PEZZELLA 6,5 – L’argentino conferma quanto di buono già visto e l’intesa con Astori col tempo non potrà che migliorare.
BIRAGHI 6 – Sulla fascia sinistra ci mette cuore e spinge quanto può. Giocatore di sostanza, avverte l’importanza della partita. L’azione del gol nasce, però, da Cuadrado sulla sua fascia.
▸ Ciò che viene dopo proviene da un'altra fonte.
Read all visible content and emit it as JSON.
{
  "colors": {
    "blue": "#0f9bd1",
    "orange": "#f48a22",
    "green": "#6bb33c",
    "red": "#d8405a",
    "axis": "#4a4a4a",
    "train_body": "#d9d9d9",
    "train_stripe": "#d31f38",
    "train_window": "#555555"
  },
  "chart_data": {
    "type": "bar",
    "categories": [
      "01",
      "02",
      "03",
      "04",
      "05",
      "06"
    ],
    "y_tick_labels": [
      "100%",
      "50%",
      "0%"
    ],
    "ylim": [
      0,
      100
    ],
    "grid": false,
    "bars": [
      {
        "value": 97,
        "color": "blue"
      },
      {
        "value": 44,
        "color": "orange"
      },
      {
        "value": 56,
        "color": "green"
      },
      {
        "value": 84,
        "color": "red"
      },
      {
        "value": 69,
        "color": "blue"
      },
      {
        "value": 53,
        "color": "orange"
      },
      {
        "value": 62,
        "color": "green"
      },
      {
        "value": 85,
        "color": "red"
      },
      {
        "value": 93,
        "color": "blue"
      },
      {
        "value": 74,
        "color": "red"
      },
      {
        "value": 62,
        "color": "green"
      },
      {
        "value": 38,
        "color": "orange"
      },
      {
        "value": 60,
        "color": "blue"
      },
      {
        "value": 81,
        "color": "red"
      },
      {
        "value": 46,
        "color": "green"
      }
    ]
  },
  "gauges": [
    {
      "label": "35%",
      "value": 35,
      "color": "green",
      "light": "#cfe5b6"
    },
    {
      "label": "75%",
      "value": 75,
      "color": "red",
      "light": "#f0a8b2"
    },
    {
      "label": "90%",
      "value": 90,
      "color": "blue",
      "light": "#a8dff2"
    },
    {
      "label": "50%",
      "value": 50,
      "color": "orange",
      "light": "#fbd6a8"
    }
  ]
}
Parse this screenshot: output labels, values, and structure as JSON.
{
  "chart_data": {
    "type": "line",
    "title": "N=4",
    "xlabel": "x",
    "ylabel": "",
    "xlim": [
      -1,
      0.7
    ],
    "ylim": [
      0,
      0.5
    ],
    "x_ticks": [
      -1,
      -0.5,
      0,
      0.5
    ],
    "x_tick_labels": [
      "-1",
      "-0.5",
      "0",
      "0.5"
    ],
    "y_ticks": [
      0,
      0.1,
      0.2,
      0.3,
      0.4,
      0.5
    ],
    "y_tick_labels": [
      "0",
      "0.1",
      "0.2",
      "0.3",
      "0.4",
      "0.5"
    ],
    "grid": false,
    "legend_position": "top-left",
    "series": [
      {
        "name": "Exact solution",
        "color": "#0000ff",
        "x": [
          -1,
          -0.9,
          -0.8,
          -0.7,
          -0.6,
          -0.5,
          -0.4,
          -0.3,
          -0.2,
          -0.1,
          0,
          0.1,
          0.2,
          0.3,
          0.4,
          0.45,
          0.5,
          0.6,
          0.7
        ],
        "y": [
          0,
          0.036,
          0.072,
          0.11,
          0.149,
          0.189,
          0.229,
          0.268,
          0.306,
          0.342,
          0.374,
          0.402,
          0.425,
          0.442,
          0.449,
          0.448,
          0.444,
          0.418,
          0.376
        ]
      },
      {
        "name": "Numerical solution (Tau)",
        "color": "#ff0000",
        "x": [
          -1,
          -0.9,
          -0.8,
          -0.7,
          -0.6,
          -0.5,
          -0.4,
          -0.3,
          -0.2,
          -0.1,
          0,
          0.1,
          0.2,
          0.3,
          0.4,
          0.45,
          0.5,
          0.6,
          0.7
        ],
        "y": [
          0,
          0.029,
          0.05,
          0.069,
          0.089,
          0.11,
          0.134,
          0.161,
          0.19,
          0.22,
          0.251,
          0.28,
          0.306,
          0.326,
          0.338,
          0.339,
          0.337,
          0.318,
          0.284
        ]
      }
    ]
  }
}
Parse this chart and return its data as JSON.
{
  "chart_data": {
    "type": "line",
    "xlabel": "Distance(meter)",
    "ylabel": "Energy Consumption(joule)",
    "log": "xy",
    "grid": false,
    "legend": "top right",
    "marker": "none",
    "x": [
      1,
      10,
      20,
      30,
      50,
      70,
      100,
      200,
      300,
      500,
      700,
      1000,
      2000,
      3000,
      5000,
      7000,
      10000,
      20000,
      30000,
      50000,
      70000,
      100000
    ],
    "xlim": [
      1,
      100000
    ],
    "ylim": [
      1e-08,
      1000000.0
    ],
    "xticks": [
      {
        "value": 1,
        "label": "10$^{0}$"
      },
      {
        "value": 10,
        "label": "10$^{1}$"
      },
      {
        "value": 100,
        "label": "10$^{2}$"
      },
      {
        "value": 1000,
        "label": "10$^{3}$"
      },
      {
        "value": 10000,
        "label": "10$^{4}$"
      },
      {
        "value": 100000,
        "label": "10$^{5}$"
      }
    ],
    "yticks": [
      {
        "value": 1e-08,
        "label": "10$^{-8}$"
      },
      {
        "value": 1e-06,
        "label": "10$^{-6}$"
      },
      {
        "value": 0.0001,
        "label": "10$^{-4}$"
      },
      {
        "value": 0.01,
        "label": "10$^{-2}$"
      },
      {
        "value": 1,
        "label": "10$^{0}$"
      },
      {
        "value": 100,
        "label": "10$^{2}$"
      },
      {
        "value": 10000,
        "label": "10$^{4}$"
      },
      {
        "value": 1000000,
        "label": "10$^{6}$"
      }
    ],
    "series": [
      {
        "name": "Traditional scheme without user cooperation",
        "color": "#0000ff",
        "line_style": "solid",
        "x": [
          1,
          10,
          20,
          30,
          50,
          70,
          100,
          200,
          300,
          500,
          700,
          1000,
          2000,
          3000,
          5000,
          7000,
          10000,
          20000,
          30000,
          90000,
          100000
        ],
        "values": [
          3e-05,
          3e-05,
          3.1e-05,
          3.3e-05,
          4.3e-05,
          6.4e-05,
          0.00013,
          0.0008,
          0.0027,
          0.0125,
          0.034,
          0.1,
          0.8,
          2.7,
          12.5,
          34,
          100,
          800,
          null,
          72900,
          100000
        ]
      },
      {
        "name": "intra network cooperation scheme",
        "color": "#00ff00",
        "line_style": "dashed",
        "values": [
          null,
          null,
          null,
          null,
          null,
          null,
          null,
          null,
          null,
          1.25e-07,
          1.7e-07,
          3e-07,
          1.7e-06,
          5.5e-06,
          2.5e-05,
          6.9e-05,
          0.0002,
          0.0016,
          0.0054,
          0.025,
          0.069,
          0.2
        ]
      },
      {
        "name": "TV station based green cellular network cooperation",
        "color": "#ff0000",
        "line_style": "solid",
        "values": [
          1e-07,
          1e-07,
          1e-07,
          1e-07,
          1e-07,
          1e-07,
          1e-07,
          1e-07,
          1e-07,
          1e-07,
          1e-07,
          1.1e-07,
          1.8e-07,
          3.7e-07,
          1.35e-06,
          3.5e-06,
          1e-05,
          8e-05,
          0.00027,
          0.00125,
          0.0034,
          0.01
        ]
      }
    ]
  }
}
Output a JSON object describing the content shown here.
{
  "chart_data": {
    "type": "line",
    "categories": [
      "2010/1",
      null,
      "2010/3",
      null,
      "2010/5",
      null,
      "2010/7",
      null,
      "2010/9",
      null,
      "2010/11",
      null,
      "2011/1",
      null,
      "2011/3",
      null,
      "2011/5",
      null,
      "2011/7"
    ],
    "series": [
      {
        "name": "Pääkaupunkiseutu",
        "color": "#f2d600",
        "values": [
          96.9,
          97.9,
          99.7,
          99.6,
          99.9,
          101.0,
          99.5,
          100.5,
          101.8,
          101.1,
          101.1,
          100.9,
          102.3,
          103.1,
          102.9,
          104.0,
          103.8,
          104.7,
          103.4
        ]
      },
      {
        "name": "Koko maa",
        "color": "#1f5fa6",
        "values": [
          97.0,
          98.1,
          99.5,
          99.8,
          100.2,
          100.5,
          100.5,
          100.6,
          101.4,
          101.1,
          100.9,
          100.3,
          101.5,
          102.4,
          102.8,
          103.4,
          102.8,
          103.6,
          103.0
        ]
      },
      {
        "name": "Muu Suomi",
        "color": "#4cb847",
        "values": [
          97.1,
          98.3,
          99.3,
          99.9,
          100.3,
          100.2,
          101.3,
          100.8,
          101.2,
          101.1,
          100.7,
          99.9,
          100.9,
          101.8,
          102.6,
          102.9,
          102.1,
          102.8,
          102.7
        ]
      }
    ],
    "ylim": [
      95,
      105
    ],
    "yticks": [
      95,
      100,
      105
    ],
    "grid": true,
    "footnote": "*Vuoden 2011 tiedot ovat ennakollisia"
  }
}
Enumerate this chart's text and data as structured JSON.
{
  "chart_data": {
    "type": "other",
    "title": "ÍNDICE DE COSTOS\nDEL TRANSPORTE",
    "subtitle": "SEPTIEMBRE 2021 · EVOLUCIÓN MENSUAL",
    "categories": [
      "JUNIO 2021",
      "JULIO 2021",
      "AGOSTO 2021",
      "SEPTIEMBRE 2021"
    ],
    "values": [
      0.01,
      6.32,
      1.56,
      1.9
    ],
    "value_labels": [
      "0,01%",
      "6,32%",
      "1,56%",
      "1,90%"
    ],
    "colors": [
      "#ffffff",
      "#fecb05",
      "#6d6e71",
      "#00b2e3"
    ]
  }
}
BADELJ 6 – Questa Fiorentina non può prescindere dal croato, bravo nel fermare gli avversari e riproporre l’azione. Così disputa un primo tempo da 7. Un punto in meno nella votazione per la doppia ammonizione che lascia la squadra in dieci: a inizio ripresa per un intervento su Barzagli e al 66′ su Matuidi al limite dell’area nell’azione che fa indicare il dischetto all’arbitro prima di cambiare idea indotto dal Var.
VERETOUT 6 – Rispetto al compagno di mediana Badelj ha meno qualità propositive, però quando c’è una punizione da battere tutti i tifosi viola si augurano che ripeta la prodezza di Verona, cosa che purtroppo non avviene.
CHIESA 6 – Il solito lottatore sulla fascia, anche stavolta ha uno spunto buono con la conclusione di poco a lato. Meno lucido e preciso che in altre occasioni, nel primo tempo accusa anche un malessere.
BENASSI 5,5 – Una bella apertura per il taglio di Chiesa al 39′ è l’unico segnale di qualità proveniente da questo giocatore che si perde in un lavoro oscuro senza sfruttare appieno le sue potenzialità. Sostituto dopo un’ora, il suo ruolo continua a essere poco chiaro.
Dal 61′ GIL DIAS 6 – Pioli ripete il cambio già fatto contro il Bologna, ma stavolta non è premiato. Nonostante la freschezza, il portoghese non incide, non sfruttando l’occasione giusta al 90′.
THEREAU 6,5 – Tanta esperienza, utile per qualche sovrapposizione con Biraghi sulla sinistra e tenere il pallone lontano dall’area viola. Grande azione personale in avvio di ripresa.
Dal 68′ SANCHEZ 6 – Con la Fiorentina in  inferiorità numerica, Pioli inserisce il colombiano per ricostituire la mediana con Veretout.
SIMEONE 6 – Il cholito, generoso, prova a sfuggire alle marcature avversarie, facendo il possibile in una situazione per lui difficile.
ALL. PIOLI 7 – Nel primo tempo imbriglia la Juventus con una squadra coperta e corta ma anche pronta alle ripartenze nonostante certi limiti tecnici. Scelte tattiche da 7, ma la sostituzione di Gaspar per Laurini si rivela subito sbagliata. Nel dopo partita il tecnico spiegherà come la scelta sia stata dettata da problemi fisici del francese. Merito di Pioli anche l’impressione di compattezza della squadra che nonostante l’inferiorità numerica non demorde in casa della Juventus.